Whilst in Tennessee, I stayed with my sister and her wife.
One night, more precisely just shortly after news hit about Botham Shem Jean being killed IN HIS OWN HOME by a white off duty police officer, I was sleeping on the sofa in the living room which is the room right by the apartment door.

At around 2am in the morning I woke up from someone knocking at the door. At first, I thought I was dreaming, but the knocking got louder and more persistent. Before I knew it there was another aggressive knock on the window…knock after knock after knock.

When I tell you that I was scared for my life I don’t mean that in the metaphorical way.
My whole body was reacting. I felt the trauma of every story heard, of generations oppressed, Tamir Rice, Michael Brown, Trayvon Martin, Alton Sterling and all the other names and stories surging through my veins.

I found myself on the floor, crawling to my sisters room because I knew if whoever was on the other side of the door had a gun and started using it, I had a better chance of survival if I was as close to the ground as possible. We know these things.

I found myself praying that whoever was out there wasn’t white. As long as they weren’t white, we’d be okay we, could figure this out. But if they were white and we opened the door, our black bodies would put our lives in immediate danger. I kept seeing Botham shot in his kitchen…
We made it through that night and the details are another story for another day.

Why am I telling you this story you ask?
Well, this experience is what I am reminded of when I hear the story of #BreonnaTaylor – it could’ve been me.

These kinds of daily experiences are what every black and brown person is reminded of – consciously or subconsciously, when we hear and see these stories. It adds layer upon layer on the Collective Trauma in our communities.

It could’ve been my sister. It could’ve been one of our friends. It could’ve been my father, brother, uncle, son or daughter.
Shot to death by police officers who were looking for someone who was already in their custody. Shot 8 times.

We live with that stress, tension and worry, that collective trauma, every day.

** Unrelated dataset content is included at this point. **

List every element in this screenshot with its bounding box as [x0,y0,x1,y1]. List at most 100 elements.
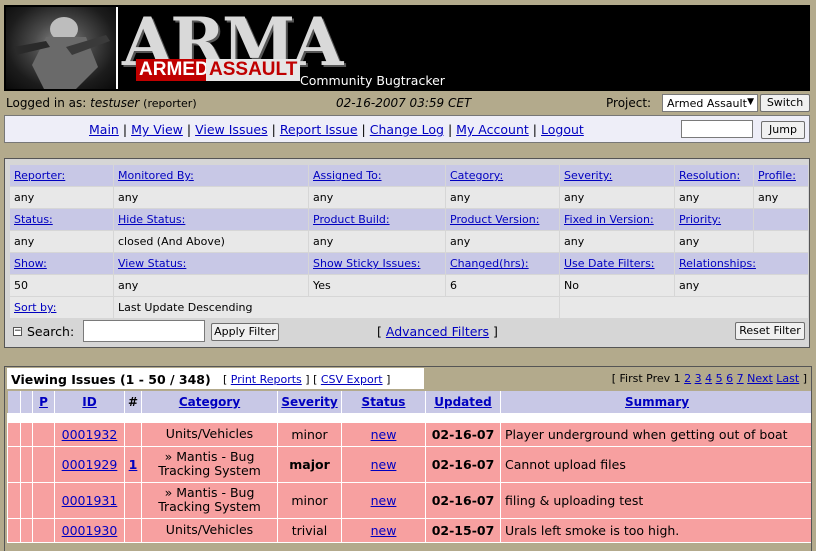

(PS: Do not @ me with ‘but the full story…’ – I read the full story. I know the details. But let me ask you this: Would she be dead if the police had a warrant for a home with white residents? Or more so, if she was white and she was dead, would you be asking me if I knew the whole story? I think not…)

I have no tears left to cry. I am so angry and feel helpless.

For those of you thinking ‘well but you’re not in that kind of danger where you live, you live in the UK….’

You don’t know the half of what I have encountered and many of us encounter on a regular here. I could tell you stories…from being asked to get out of my car by a heavily armed police officer with my hands behind my back because me and my friend ‘fit the description’, to being called a monkey by a group of white men in central London,  to all the things my black male friends experience even more frequently than me.

We might not be at risk of getting killed in the same way as our brothers and sisters in the US, but don’t be fooled, we are constantly being reminded of the fact that this system wasn’t built for us or with us in mind.

So no, we won’t stay silent. We will no longer stand by. We are going to rise up and we will bring change.

Enough is enough.

I will continue to educate myself (I may have just ordered so many books on amazon), will learn about ways of bringing social change, challenging the system and contributing to creating the Beloved Community I KNOW is possible.